Von Vorbildern, Obdachlosen – und keinen Steaks
Geschrieben von Ute Kretschmer-Risché | Blog

„Sagen Sie mal, ist Ihre Tochter noch ganz normal? Was haben Sie denn da erzogen?“ Diese erregte Aussage der Ehefrau eines lokalen Unternehmers wurde zum geflügelten Wort in unserer Familie. Warum ich das erzähle? Weil es mich an einen wichtigen Prozess in meiner Entwicklung erinnert. Gerade jetzt, da wir über deutsche Leitwerte reden, über Unternehmensphilosophien ausgelöst durch den VW-Skandal oder durch die Vertrauenskrise zum Beispiel bei FIFA und DFB.

Ich rede oft mit jungen Menschen gerade über Vorbilder: „Wer hat euch geprägt? Zu wem schaut ihr hoch? Wen bewundert ihr?“ Meistens bekomme ich gar keine Antwort, eher Achselzucken, weil es wohl noch nie ein Thema war. Manchmal werden Popstars wie Pink oder Fußballer wie Schweinsteiger genannt. Aber auch die eigenen Eltern. Das war bei mir genauso. Meine Eltern haben mir vieles vorgelebt und sehr vieles mit mir besprochen. Ich komme aus einem einfachen Arbeiterhaushalt, das von der Schichtarbeit meines Vaters geprägt war. Trotzdem wurde bei uns viel Wert auf Bildung, Lesen und Gespräche gelegt.

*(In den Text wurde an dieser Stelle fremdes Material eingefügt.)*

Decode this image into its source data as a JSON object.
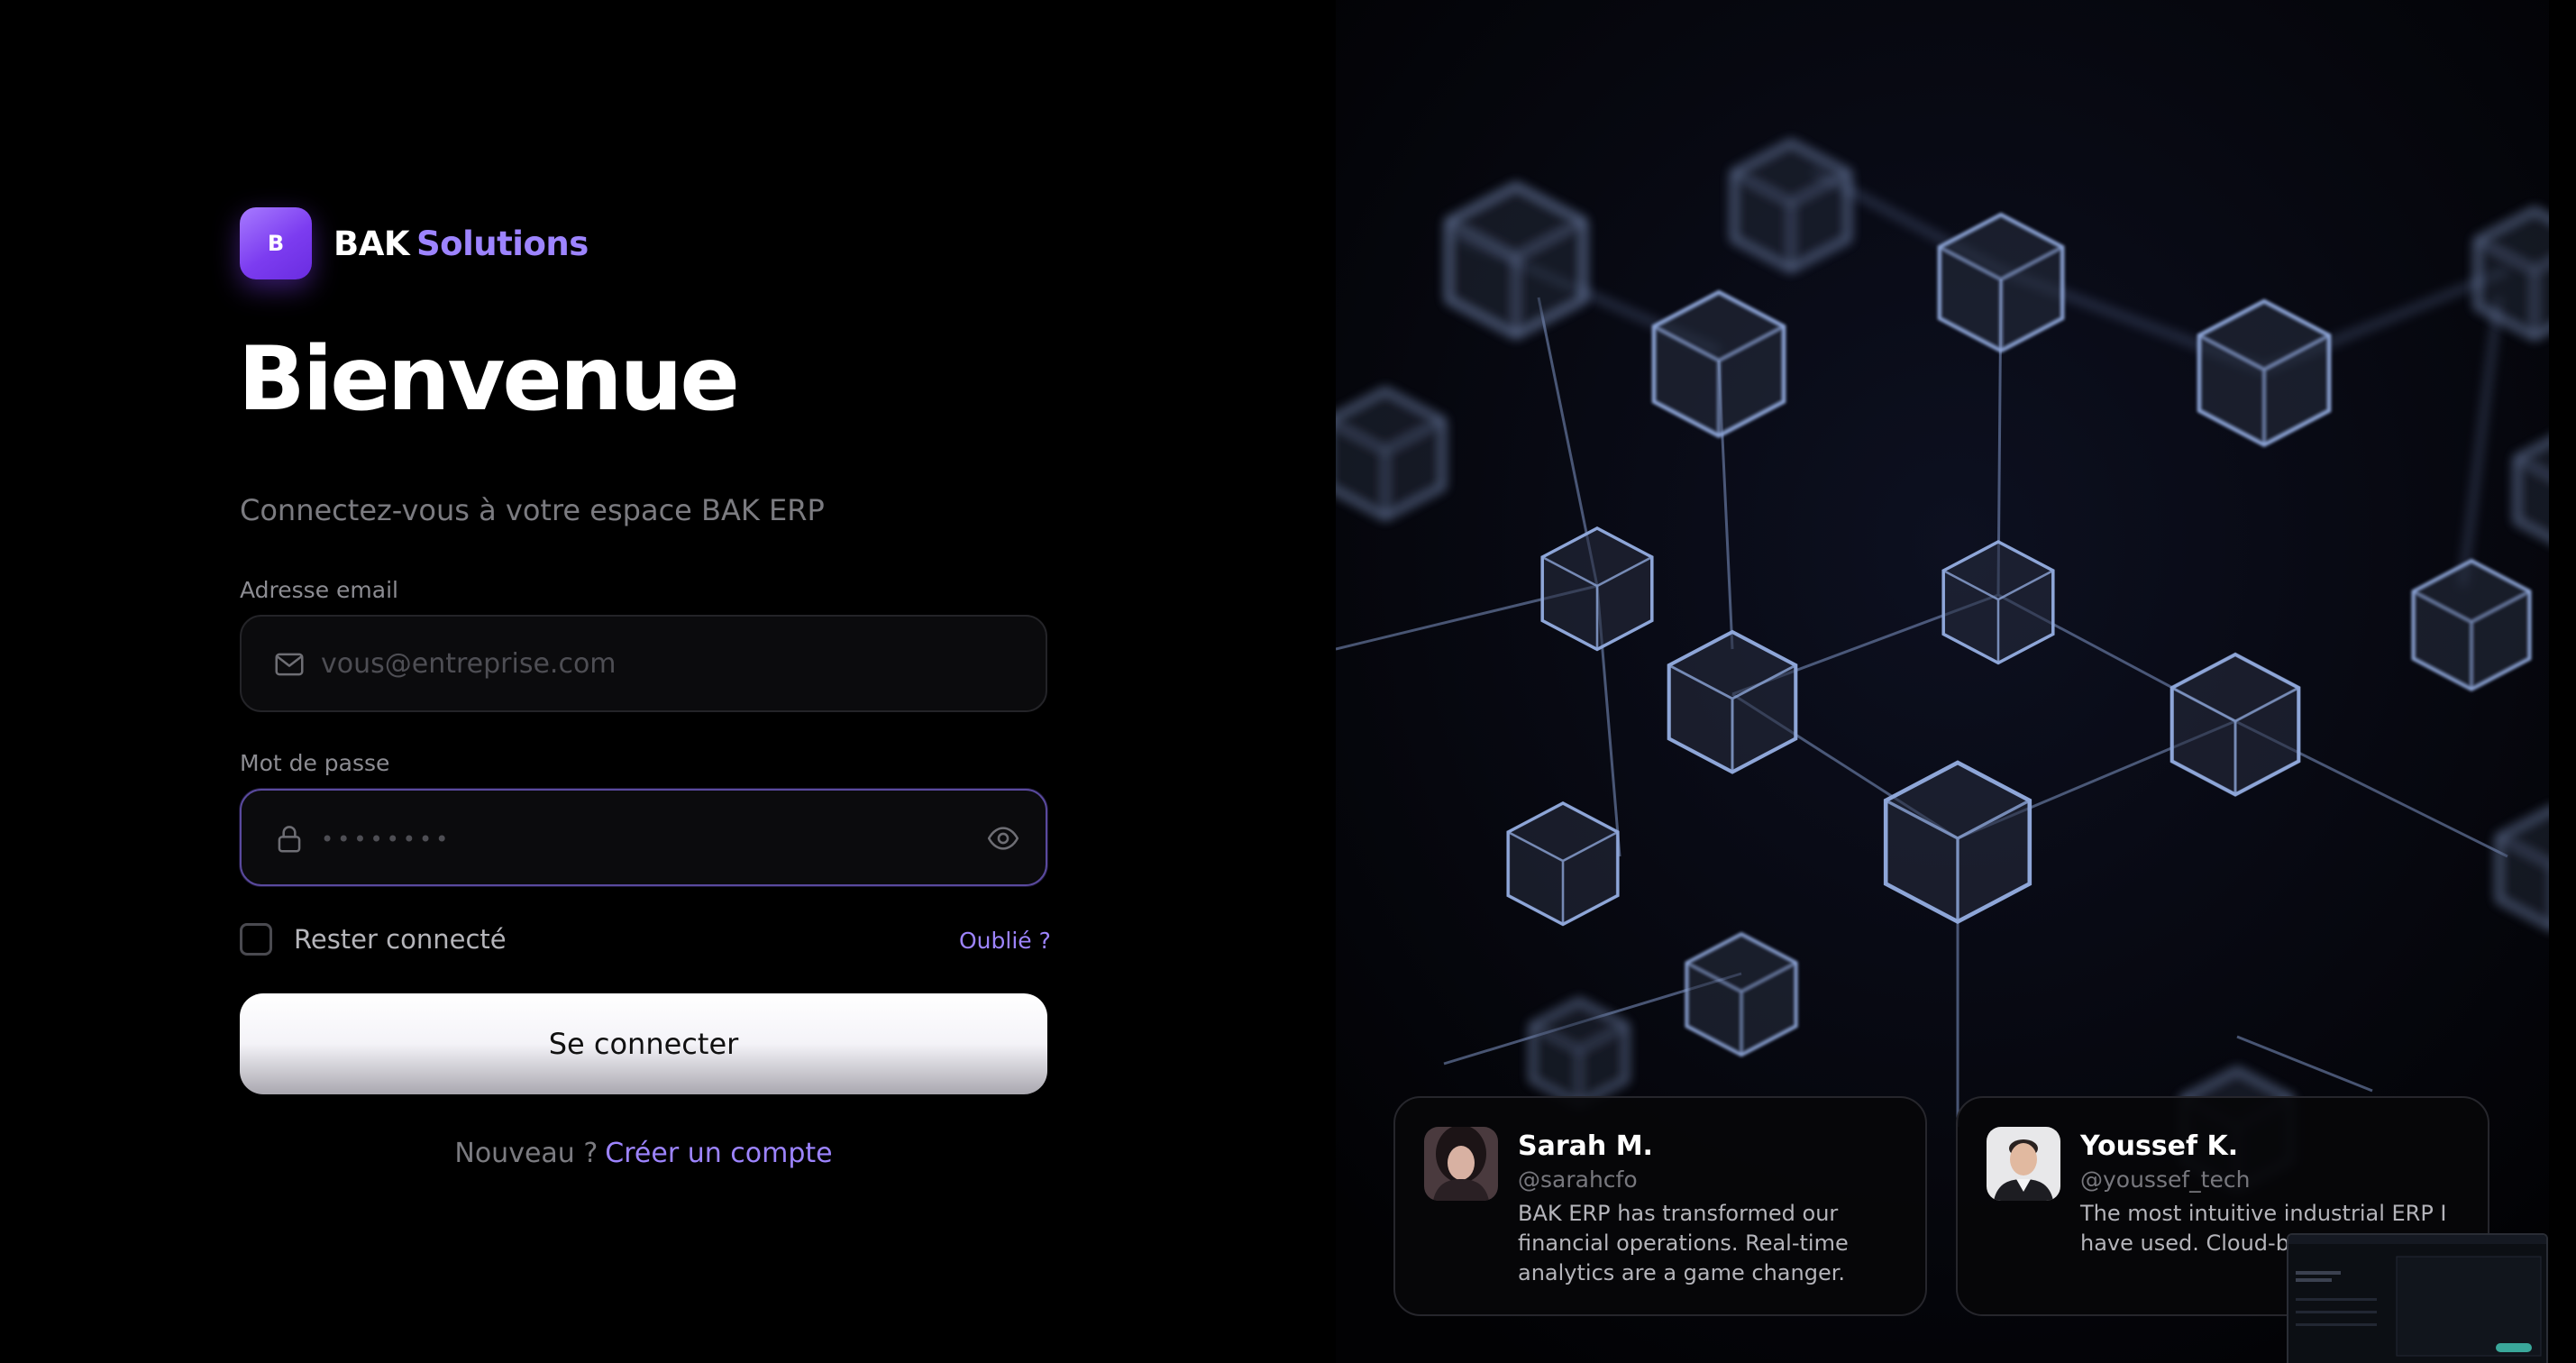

Meine Eltern lebten mir vor, wie wichtig es ist, Schwächeren zu helfen. Manchmal waren sie wohl überrascht, wie konsequent ich das umsetzte. Wenn meine Mutter erschrak, weil plötzlich ein fremder Mann, sprich ein Obdachloser, bei uns am Küchentisch oder sogar in der Badewanne saß. Aber schnell bekam jeder bei uns etwas zu essen. (Auch wenn es nicht gerade ein Steak war).

Gaggenauer Bürger erinnern sich vielleicht noch an Rudi, den Obdachlosen aus dem Rotenfelser Wald. Den man manchmal mit seinem schwer bepackten Fahrrad herumstreifen sah, auf der Suche nach etwas Essbarem in Mülltonnen. Ich war eine junge Journalistin Mitte der 80er Jahre. Ich fand Rudi, interviewte ihn und die Badischen Neuesten Nachrichten veröffentlichten meinen Artikel wenige Tage vor Weihnachten. Was meinen Sie, wie die Reaktionen ausfielen?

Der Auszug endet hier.